Jusqu’à cet âge il altère souvent mais inconsciemment la réalité ;
Sa structure psychique est différente de celle de l’adolescent et correspond à ce qu’on appelle » la pensée de type magique

Il est important de laisser libre cours à la créativité de nos enfants, dans les mots, dans leurs jeux mais également dans leur côté artiste … et je peux vous assurer que mon dernier a bien testé son talent sur notre canapé : un joli gros bonhomme au stylo bic en témoigne. L’art est effectivement un moyen d’encourager la créativité. Dans son billet « Comment accueillir l’art au quotidien« , nannymelz cite :

« Le spectre de créativité qui existe en chaque individu est libéré lorsqu’on se débarrasse de l’idée de bien ou mal faire. » Angeles Arrien

« Dans Parents d’artistes, l’auteur Jean Van’t Hul, nous rappelle que « les enfants naissent créatifs, de nature ouverte et curieuse », ils désirent explorer le monde et notre rôle en tant que parent est d’aider « à entretenir l’étincelle créative qu’ils possèdent depuis la naissance »

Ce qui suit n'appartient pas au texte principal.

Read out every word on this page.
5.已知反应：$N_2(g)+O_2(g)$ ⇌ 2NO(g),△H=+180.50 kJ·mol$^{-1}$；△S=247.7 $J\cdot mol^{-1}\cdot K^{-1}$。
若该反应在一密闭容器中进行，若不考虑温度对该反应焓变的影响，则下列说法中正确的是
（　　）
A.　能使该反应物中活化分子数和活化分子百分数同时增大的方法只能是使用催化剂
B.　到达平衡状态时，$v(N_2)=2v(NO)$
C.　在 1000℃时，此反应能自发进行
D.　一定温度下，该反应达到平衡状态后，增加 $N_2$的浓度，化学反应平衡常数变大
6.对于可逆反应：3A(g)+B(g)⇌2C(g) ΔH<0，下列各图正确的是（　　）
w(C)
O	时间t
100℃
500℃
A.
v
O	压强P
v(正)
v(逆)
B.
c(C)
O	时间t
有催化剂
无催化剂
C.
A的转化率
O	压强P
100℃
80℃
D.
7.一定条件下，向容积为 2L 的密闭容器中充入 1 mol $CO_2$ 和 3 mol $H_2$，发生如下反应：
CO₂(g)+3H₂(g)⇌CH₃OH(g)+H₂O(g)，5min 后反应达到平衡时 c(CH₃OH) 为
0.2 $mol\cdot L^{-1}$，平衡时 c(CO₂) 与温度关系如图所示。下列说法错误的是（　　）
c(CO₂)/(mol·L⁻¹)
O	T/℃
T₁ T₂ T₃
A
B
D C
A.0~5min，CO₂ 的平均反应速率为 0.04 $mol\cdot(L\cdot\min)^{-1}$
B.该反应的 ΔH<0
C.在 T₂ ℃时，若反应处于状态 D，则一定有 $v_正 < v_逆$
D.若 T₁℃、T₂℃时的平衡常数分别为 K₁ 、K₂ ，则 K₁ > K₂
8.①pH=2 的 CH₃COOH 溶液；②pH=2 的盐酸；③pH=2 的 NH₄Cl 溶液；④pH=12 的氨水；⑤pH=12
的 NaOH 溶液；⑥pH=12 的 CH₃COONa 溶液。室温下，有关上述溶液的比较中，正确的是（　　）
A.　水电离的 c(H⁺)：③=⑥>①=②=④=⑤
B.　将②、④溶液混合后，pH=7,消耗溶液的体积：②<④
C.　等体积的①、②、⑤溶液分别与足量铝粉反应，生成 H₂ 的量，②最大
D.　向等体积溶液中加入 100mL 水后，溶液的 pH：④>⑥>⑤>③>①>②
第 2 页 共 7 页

Quant à bienveillante, elle nous invite à faire du land art avec nos enfants pour qu’ils expriment leur créativité, c’est à dire faire des oeuvres d’art éphémères avec la nature qui nous entoure : feuilles, fleurs, fruits … comme LaJournaliste qui fait de jolis mandalas saisonniers :

« Entre leur deuzième et cinquième année , les enfants vivent dans une sorte de phase magique . Pour eux ,toutes les choses sont vivantes et animées . Lorsqu’ils construisent des nains à l’aide de matériaux naturels, ils sont convaincus que ceux-ci prennent vie, qu’ils se couchent dans les petits lits qu’ils ont construits et se blottissent sous de douces plumes d’oiseaux .Comme de nombreux peuples vivant au sein de la nature , les enfants peuvent parler aux plantes, au soleil , au vent et aux pierres . «

L’imagination est une source pleine de richesse qu’il ne faut pas laisser se tarir, même une fois adulte. Restons de grands enfants, continuons à faire du land art, à voir des crocodiles dans les nuages et à les montrer à nos enfants, à lire des albums jeunesse, à voir des visages dans les objets ou paysages du quotidien (#iseeface), à rêver quoi !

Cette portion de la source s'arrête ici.